Sign language recognition

The process where AI systems detect and label signs (often as glosses) from video, usually within a specific sign language and domain.

Sign language translation

Using computational methods to translate between a sign language and a spoken/written language, often sign-to-text or text-to-avatar; currently limited in scope and accuracy.

Corpus (sign language corpus)

A large, organized collection of sign language video data with annotations (e.g., glosses, translations, metadata) used for research, dictionaries, and technology development.

International Sign (IS)

A contact variety used in international Deaf spaces (e.g., WFD, UN events).

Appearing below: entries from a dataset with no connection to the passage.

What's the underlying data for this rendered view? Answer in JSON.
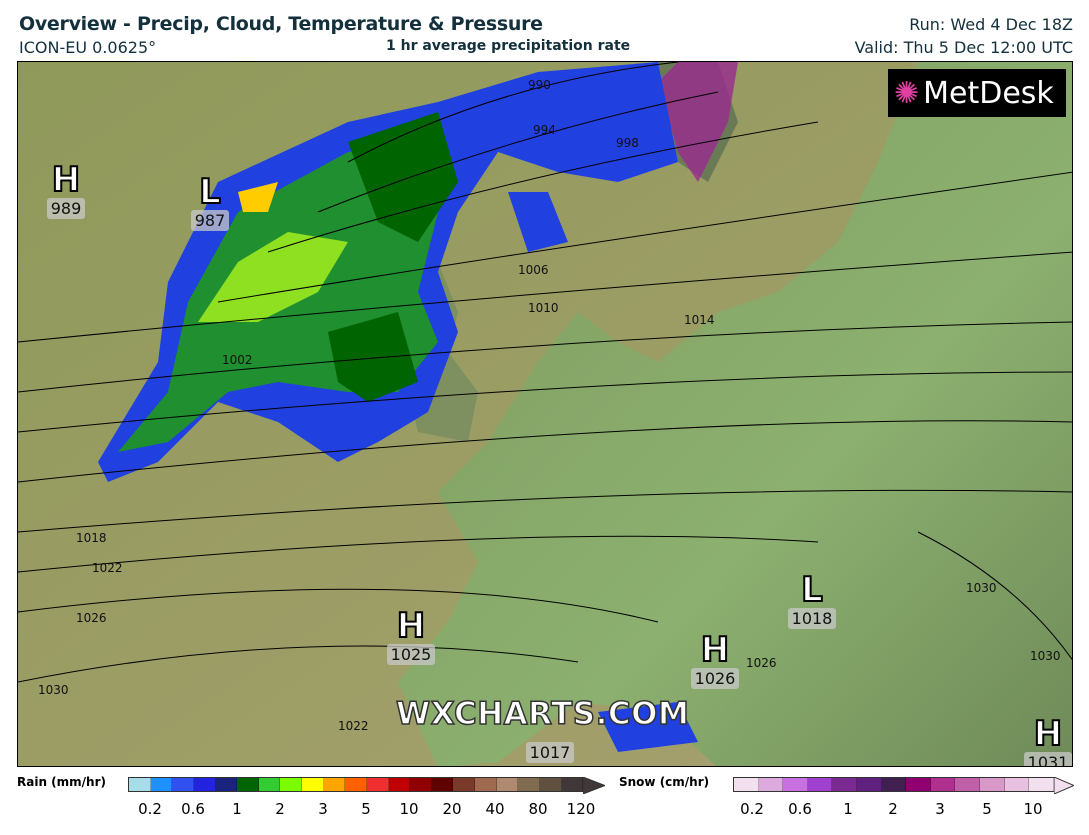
{
  "header": {
    "title": "Overview - Precip, Cloud, Temperature & Pressure",
    "model": "ICON-EU 0.0625°",
    "subtitle": "1 hr average precipitation rate",
    "run": "Run: Wed 4 Dec 18Z",
    "valid": "Valid: Thu 5 Dec 12:00 UTC"
  },
  "map": {
    "logo": "MetDesk",
    "watermark": "WXCHARTS.COM",
    "pressure_centers": [
      {
        "type": "H",
        "value": "989"
      },
      {
        "type": "L",
        "value": "987"
      },
      {
        "type": "H",
        "value": "1025"
      },
      {
        "type": "L",
        "value": "1018"
      },
      {
        "type": "H",
        "value": "1026"
      },
      {
        "type": "H",
        "value": "1031"
      },
      {
        "type": "",
        "value": "1017"
      }
    ],
    "isobar_labels": [
      "990",
      "994",
      "998",
      "1006",
      "1010",
      "1014",
      "1002",
      "1018",
      "1022",
      "1026",
      "1030",
      "1022",
      "1026",
      "1030",
      "1030"
    ],
    "colors": {
      "sea": "#9a9a5a",
      "land": "#86a064",
      "isobar": "#000000"
    }
  },
  "legend": {
    "rain": {
      "label": "Rain (mm/hr)",
      "ticks": [
        "0.2",
        "0.6",
        "1",
        "2",
        "3",
        "5",
        "10",
        "20",
        "40",
        "80",
        "120"
      ],
      "colors": [
        "#a8dce8",
        "#1e90ff",
        "#3050f0",
        "#2222e0",
        "#1a237e",
        "#006400",
        "#32cd32",
        "#7cfc00",
        "#ffff00",
        "#ffa500",
        "#ff6000",
        "#f03030",
        "#c00000",
        "#900000",
        "#600000",
        "#7a3a2a",
        "#a06a50",
        "#b08a70",
        "#806a50",
        "#605040",
        "#403838"
      ]
    },
    "snow": {
      "label": "Snow (cm/hr)",
      "ticks": [
        "0.2",
        "0.6",
        "1",
        "2",
        "3",
        "5",
        "10"
      ],
      "colors": [
        "#f3e0ef",
        "#dcaadc",
        "#c870e0",
        "#a040d0",
        "#7a2a90",
        "#602080",
        "#402050",
        "#900070",
        "#b03090",
        "#c060a8",
        "#d898c8",
        "#e8c0e0",
        "#f3e0ef"
      ]
    }
  }
}
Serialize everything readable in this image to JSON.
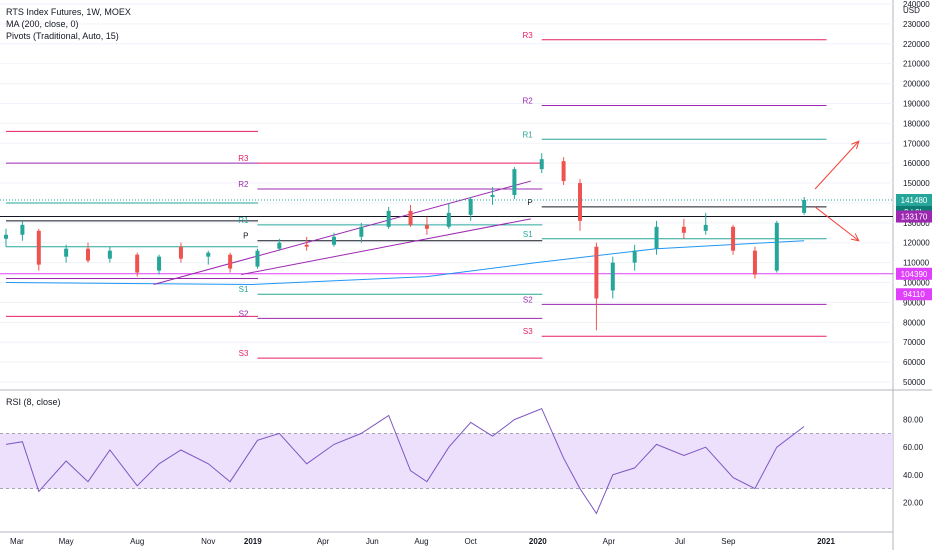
{
  "header": {
    "title": "RTS Index Futures, 1W, MOEX",
    "indicators": [
      "MA (200, close, 0)",
      "Pivots (Traditional, Auto, 15)"
    ],
    "rsi_label": "RSI (8, close)"
  },
  "currency": "USD",
  "price_axis_ticks": [
    50000,
    60000,
    70000,
    80000,
    90000,
    100000,
    110000,
    120000,
    130000,
    140000,
    150000,
    160000,
    170000,
    180000,
    190000,
    200000,
    210000,
    220000,
    230000,
    240000
  ],
  "rsi_axis_ticks": [
    20,
    40,
    60,
    80
  ],
  "time_axis_labels": [
    "Mar",
    "May",
    "Aug",
    "Nov",
    "2019",
    "Apr",
    "Jun",
    "Aug",
    "Oct",
    "2020",
    "Apr",
    "Jul",
    "Sep",
    "2021"
  ],
  "price_badges": {
    "last": "141480",
    "countdown": "2d 9h",
    "pivot": "133170",
    "support1": "104390",
    "support2": "94110"
  },
  "pivot_labels": {
    "r3": "R3",
    "r2": "R2",
    "r1": "R1",
    "p": "P",
    "s1": "S1",
    "s2": "S2",
    "s3": "S3"
  },
  "colors": {
    "up": "#26a69a",
    "down": "#ef5350",
    "ma": "#2196f3",
    "rsi": "#7e57c2",
    "rsi_band": "#e9d8fb",
    "pivot_r": "#e91e63",
    "pivot_r2": "#9c27b0",
    "pivot_p": "#131722",
    "pivot_s1": "#26a69a",
    "trend_channel": "#9c27b0",
    "arrow": "#f44336",
    "badge_pivot": "#9c27b0",
    "badge_support": "#e040fb"
  },
  "chart_data": {
    "type": "candlestick",
    "interval": "1W",
    "ylim": [
      45000,
      240000
    ],
    "rsi_ylim": [
      0,
      100
    ],
    "rsi_band": [
      30,
      70
    ],
    "last_price": 141480,
    "pivot_periods": [
      {
        "from": "2018-02-19",
        "to": "2018-12-31",
        "R3": 176000,
        "R2": 160000,
        "R1": 140000,
        "P": 131000,
        "S1": 118000,
        "S2": 102000,
        "S3": 83000
      },
      {
        "from": "2019-01-07",
        "to": "2019-12-30",
        "R3": 160000,
        "R2": 147000,
        "R1": 129000,
        "P": 121000,
        "S1": 94110,
        "S2": 82000,
        "S3": 62000
      },
      {
        "from": "2020-01-06",
        "to": "2020-12-28",
        "R3": 222000,
        "R2": 189000,
        "R1": 172000,
        "P": 138000,
        "S1": 122000,
        "S2": 89000,
        "S3": 73000
      }
    ],
    "horizontal_levels": [
      133170,
      104390
    ],
    "weeks": [
      {
        "date": "2018-02-19",
        "o": 122000,
        "h": 127000,
        "l": 118000,
        "c": 124000
      },
      {
        "date": "2018-03-12",
        "o": 124000,
        "h": 131000,
        "l": 121000,
        "c": 129000
      },
      {
        "date": "2018-04-02",
        "o": 126000,
        "h": 127000,
        "l": 106000,
        "c": 109000
      },
      {
        "date": "2018-05-07",
        "o": 113000,
        "h": 119000,
        "l": 110000,
        "c": 117000
      },
      {
        "date": "2018-06-04",
        "o": 117000,
        "h": 120000,
        "l": 110000,
        "c": 111000
      },
      {
        "date": "2018-07-02",
        "o": 112000,
        "h": 118000,
        "l": 110000,
        "c": 116000
      },
      {
        "date": "2018-08-06",
        "o": 114000,
        "h": 115000,
        "l": 103000,
        "c": 105000
      },
      {
        "date": "2018-09-03",
        "o": 106000,
        "h": 114000,
        "l": 104000,
        "c": 113000
      },
      {
        "date": "2018-10-01",
        "o": 118000,
        "h": 120000,
        "l": 110000,
        "c": 112000
      },
      {
        "date": "2018-11-05",
        "o": 113000,
        "h": 116000,
        "l": 109000,
        "c": 115000
      },
      {
        "date": "2018-12-03",
        "o": 114000,
        "h": 115000,
        "l": 105000,
        "c": 107000
      },
      {
        "date": "2019-01-07",
        "o": 108000,
        "h": 117000,
        "l": 107000,
        "c": 116000
      },
      {
        "date": "2019-02-04",
        "o": 117000,
        "h": 122000,
        "l": 116000,
        "c": 120000
      },
      {
        "date": "2019-03-11",
        "o": 119000,
        "h": 123000,
        "l": 116000,
        "c": 118000
      },
      {
        "date": "2019-04-15",
        "o": 119000,
        "h": 125000,
        "l": 118000,
        "c": 123000
      },
      {
        "date": "2019-05-20",
        "o": 123000,
        "h": 130000,
        "l": 120000,
        "c": 128000
      },
      {
        "date": "2019-06-24",
        "o": 128000,
        "h": 138000,
        "l": 127000,
        "c": 136000
      },
      {
        "date": "2019-07-22",
        "o": 136000,
        "h": 139000,
        "l": 128000,
        "c": 129000
      },
      {
        "date": "2019-08-12",
        "o": 129000,
        "h": 133000,
        "l": 124000,
        "c": 127000
      },
      {
        "date": "2019-09-09",
        "o": 128000,
        "h": 140000,
        "l": 127000,
        "c": 135000
      },
      {
        "date": "2019-10-07",
        "o": 134000,
        "h": 143000,
        "l": 131000,
        "c": 142000
      },
      {
        "date": "2019-11-04",
        "o": 143000,
        "h": 148000,
        "l": 139000,
        "c": 144000
      },
      {
        "date": "2019-12-02",
        "o": 144000,
        "h": 158000,
        "l": 142000,
        "c": 157000
      },
      {
        "date": "2020-01-06",
        "o": 157000,
        "h": 165000,
        "l": 155000,
        "c": 162000
      },
      {
        "date": "2020-02-03",
        "o": 161000,
        "h": 163000,
        "l": 149000,
        "c": 151000
      },
      {
        "date": "2020-02-24",
        "o": 150000,
        "h": 152000,
        "l": 126000,
        "c": 131000
      },
      {
        "date": "2020-03-16",
        "o": 118000,
        "h": 120000,
        "l": 76000,
        "c": 92000
      },
      {
        "date": "2020-04-06",
        "o": 96000,
        "h": 113000,
        "l": 92000,
        "c": 110000
      },
      {
        "date": "2020-05-04",
        "o": 110000,
        "h": 119000,
        "l": 106000,
        "c": 116000
      },
      {
        "date": "2020-06-01",
        "o": 117000,
        "h": 131000,
        "l": 114000,
        "c": 128000
      },
      {
        "date": "2020-07-06",
        "o": 128000,
        "h": 132000,
        "l": 122000,
        "c": 125000
      },
      {
        "date": "2020-08-03",
        "o": 126000,
        "h": 135000,
        "l": 124000,
        "c": 129000
      },
      {
        "date": "2020-09-07",
        "o": 128000,
        "h": 129000,
        "l": 114000,
        "c": 116000
      },
      {
        "date": "2020-10-05",
        "o": 116000,
        "h": 118000,
        "l": 102000,
        "c": 104000
      },
      {
        "date": "2020-11-02",
        "o": 106000,
        "h": 131000,
        "l": 105000,
        "c": 130000
      },
      {
        "date": "2020-12-07",
        "o": 135000,
        "h": 143000,
        "l": 134000,
        "c": 141480
      }
    ],
    "rsi_values": [
      {
        "date": "2018-02-19",
        "v": 62
      },
      {
        "date": "2018-03-12",
        "v": 64
      },
      {
        "date": "2018-04-02",
        "v": 28
      },
      {
        "date": "2018-05-07",
        "v": 50
      },
      {
        "date": "2018-06-04",
        "v": 35
      },
      {
        "date": "2018-07-02",
        "v": 58
      },
      {
        "date": "2018-08-06",
        "v": 32
      },
      {
        "date": "2018-09-03",
        "v": 48
      },
      {
        "date": "2018-10-01",
        "v": 58
      },
      {
        "date": "2018-11-05",
        "v": 48
      },
      {
        "date": "2018-12-03",
        "v": 35
      },
      {
        "date": "2019-01-07",
        "v": 65
      },
      {
        "date": "2019-02-04",
        "v": 70
      },
      {
        "date": "2019-03-11",
        "v": 48
      },
      {
        "date": "2019-04-15",
        "v": 62
      },
      {
        "date": "2019-05-20",
        "v": 70
      },
      {
        "date": "2019-06-24",
        "v": 83
      },
      {
        "date": "2019-07-22",
        "v": 43
      },
      {
        "date": "2019-08-12",
        "v": 35
      },
      {
        "date": "2019-09-09",
        "v": 60
      },
      {
        "date": "2019-10-07",
        "v": 78
      },
      {
        "date": "2019-11-04",
        "v": 68
      },
      {
        "date": "2019-12-02",
        "v": 80
      },
      {
        "date": "2020-01-06",
        "v": 88
      },
      {
        "date": "2020-02-03",
        "v": 52
      },
      {
        "date": "2020-02-24",
        "v": 30
      },
      {
        "date": "2020-03-16",
        "v": 12
      },
      {
        "date": "2020-04-06",
        "v": 40
      },
      {
        "date": "2020-05-04",
        "v": 45
      },
      {
        "date": "2020-06-01",
        "v": 62
      },
      {
        "date": "2020-07-06",
        "v": 54
      },
      {
        "date": "2020-08-03",
        "v": 60
      },
      {
        "date": "2020-09-07",
        "v": 38
      },
      {
        "date": "2020-10-05",
        "v": 30
      },
      {
        "date": "2020-11-02",
        "v": 60
      },
      {
        "date": "2020-12-07",
        "v": 75
      }
    ],
    "ma200": [
      {
        "date": "2018-02-19",
        "v": 100000
      },
      {
        "date": "2018-12-31",
        "v": 99000
      },
      {
        "date": "2019-08-12",
        "v": 103000
      },
      {
        "date": "2019-12-30",
        "v": 110000
      },
      {
        "date": "2020-06-01",
        "v": 117000
      },
      {
        "date": "2020-12-07",
        "v": 121000
      }
    ],
    "trend_channel": [
      {
        "from": "2018-08-27",
        "from_v": 99000,
        "to": "2019-12-23",
        "to_v": 151000
      },
      {
        "from": "2018-12-17",
        "from_v": 104000,
        "to": "2019-12-23",
        "to_v": 132000
      }
    ],
    "arrows": [
      {
        "from": "2020-12-21",
        "from_v": 147000,
        "to": "2021-02-15",
        "to_v": 171000
      },
      {
        "from": "2020-12-21",
        "from_v": 138000,
        "to": "2021-02-15",
        "to_v": 121000
      }
    ]
  }
}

It is not a full replacement for national sign languages but helps cross-border communication.

Deaf leadership

Meaningful control and decision-making power held by Deaf people in projects that affect their languages and lives, from design to governance.

Context-aware translation

Translation systems that consider full sentences, discourse, and non-manual features (like facial expressions and body posture), not just isolated signs.

Global Case Studies: Comparing Sign Languages and Contexts

American Sign Language (ASL)

A natural sign language used primarily in the United States and parts of Canada; highly visible, widely taught in schools and universities, and commonly seen in media, though not declared by a single federal law as the official national sign language.

Indo-Pakistani Sign Language (IPSL)

A large sign language (often referred to locally as Indian Sign Language or Pakistan Sign Language) used by Deaf communities across parts of South Asia. It has millions of users but uneven legal recognition, educational support, and interpreter infrastructure across countries.

Azerbaijani Sign Language (AzSL)

The sign language used by Deaf communities in Azerbaijan, influenced historically by Russian Sign Language but with local features. As of 2026, it is under-recognized, under-documented, and lacks strong formal status in national law.

World Federation of the Deaf (WFD)

A global organization founded in 1951 that represents national Deaf associations, advocates for sign language rights and Deaf people’s human rights, and works closely with the United Nations, especially around the Convention on the Rights of Persons with Disabilities (CRPD).

International Week of the Deaf (IWD)

An annual global event, usually held in the last full week of September, organized by the WFD and national Deaf associations. It highlights Deaf culture, sign language rights, and advocacy through public events, campaigns, and community activities.

Under-recognized sign language

A sign language that is actively used by a community but has limited legal recognition, few educational resources, weak interpreter infrastructure, and little documentation or public visibility (e.g., Azerbaijani Sign Language).